- Born: January 24, 1900 Mason, Illinois, U.S.
- Died: December 5, 1931 (aged 31) Wayne County Airport, Detroit, Michigan, U.S.
- Cause of death: Airplane crash
- Awards: Thompson Trophy 1931
- Aviation career
- First flight: 1924
- Famous flights: Cirrus Derby Shell Speed Dash

= Lowell Bayles =

American air racer

Lowell Richard Bayles (January 24, 1900 – December 5, 1931) was an American air race and stunt pilot from the "Golden Age of Air Racing." He was the winner of the 1931 Thompson Trophy flying the Gee Bee Model Z. He was killed during an attempt at the landplane speed record when the Model Z he was flying crashed at over 300 mph mph.

==Early life==
Bayles was born in Mason, Illinois on January 24, 1900, the oldest child of Hattie and Rayford E. Bayles.
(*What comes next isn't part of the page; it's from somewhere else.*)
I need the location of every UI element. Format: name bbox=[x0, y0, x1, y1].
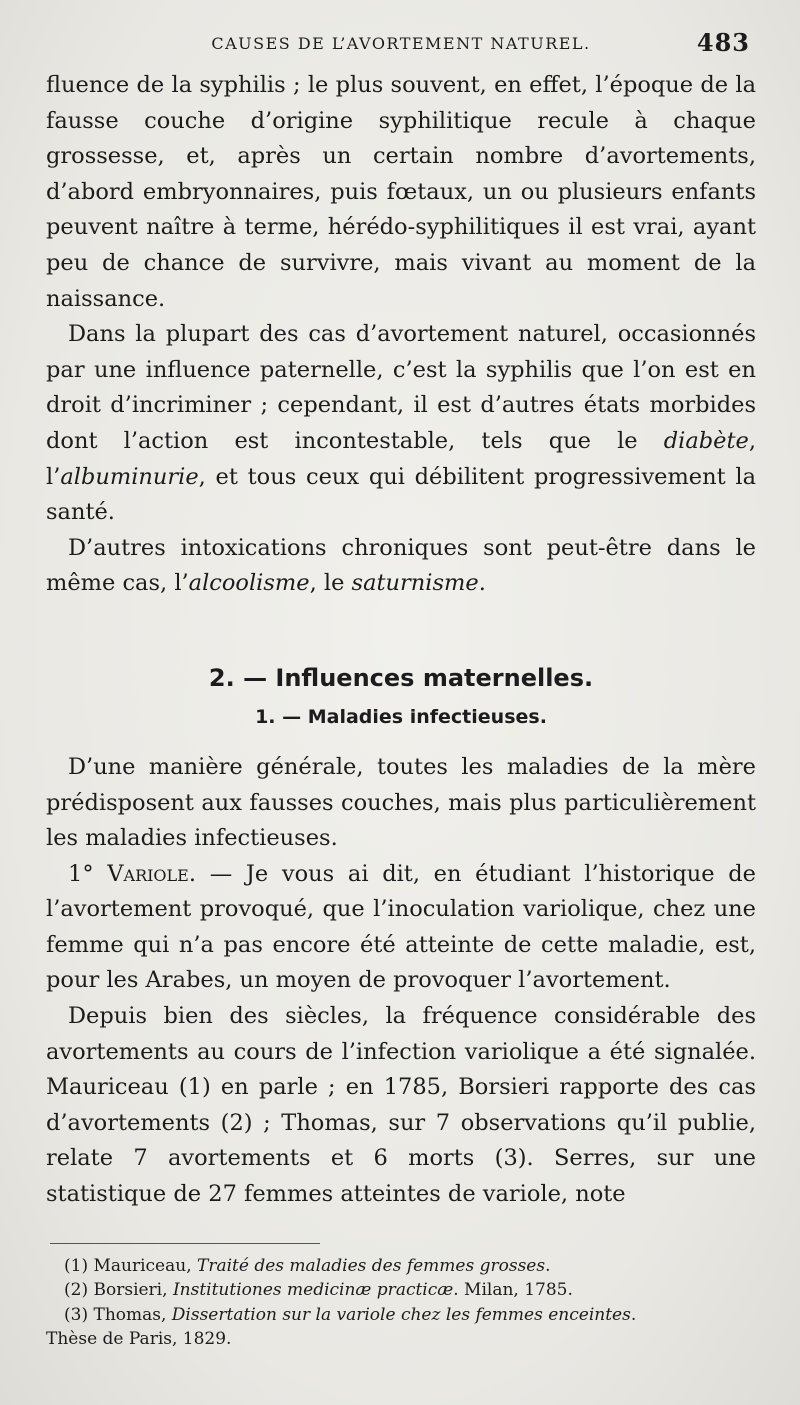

He graduated from Newton, Illinois High School and attended the University of Illinois in mining engineering, but was forced to leave due to eye trouble. He was working as an electrician in various mines around Illinois when he began taking flying lessons.

==Flying==
Bayles began taking flying lessons from a former World War I instructor pilot. He eventually bought a surplus Curtiss JN-4 Jenny The Jenny was lost when he stopped over in Herrin, Illinois during a gang war between Charlie Birger and the Shelton Brothers Gang. Birger had been bombed from the air and he mistook Bayles' plane for the bomber and had the plane dynamited.

After a stint back in the mines, Bayles began barnstorming around the country. In 1928 he partnered with H. Roscoe Brinton starting a flying service in Springfield, Massachusetts.

Due to the Great Depression, orders for aircraft had stopped and the Granville Brothers Aircraft Company saw the air racing circuit as a way to stay in business. To raise seed money for the air racing operation, the "Springfield Air Racing Association" (SARA) was formed. A group of local Springfield merchants and businessmen who sought to promote Springfield bought shares to fund creation of the racing planes. Bayles added $500 of his own money to be the pilot in the venture.

Bayles flew the Gee Bee Model X in the Cirrus Derby in 1930, coming in second and sharing the $7000 purse with the Granvilles.

In 1931, Bayles piloted a Gee Bee Model E Sportster in the Ford National Reliability Air Tour, coming in fourth in the point standing and winning the Great Lakes Trophy for a total of $2000 in prize money.

At the 1931 National Air Races, Bayles and the Gee Bee Model Z, christened the "City of Springfield," cleaned up, first winning the $7500 Thompson Trophy prize with an average speed of 236.239 mph, then the Shell Speed dash with an average of 267.342 mph, breaking the speed record for the course, then won the Goodyear Trophy race with an average of 206 mph.

==Speed record and death==
Bayles had failed to break the official 3 km World Landplane Speed Record at the 1931 National Air Races. Following the Thompson Trophy race, the Gee Bee Z was re-engined with a larger, 750 hp Wasp Senior radial, in preparation for an attempt at establishing another world speed record at Wayne County Airport in Detroit, Michigan.

On December 1, 1931, Lowell Bayles attempted the speed record again and made four passes at an average of 281.75 mph, but did not surpass the old record by the required 4.97 mph.

On December 5, Bayles tried again, diving into the course from 1000 ft and leveling off at 150 ft as rules allowed. Travelling over 300 mph, 75 ft from the ground, the Model Z suddenly pitched up, the right wing folded beyond the flying wire attachment point, most likely due to aileron flutter stressing the wing spar and causing it to fail. The plane crashed alongside a railroad track in a huge ball of flame and smoke. Lowell Bayles' body was thrown 300 ft from the disintegrated plane.

Analysis of the crash, based on motion picture film of the event examined frame-by-frame, showed that the aircraft's fuel cap had come loose and crashed through the Gee Bee Z's windscreen. It struck the pilot and incapacitated him, causing a sudden upset in pitch that led to the structural failure of the wing. In addition, tests of a reproduction aircraft have shown that the Gee Bee Z was susceptible to aerodynamic flutter at high speed.

His fiancée, Gertrude St. Marie of Springfield, traveled to his hometown of Mason, Illinois for his funeral, along with Mrs. Zantford Granville.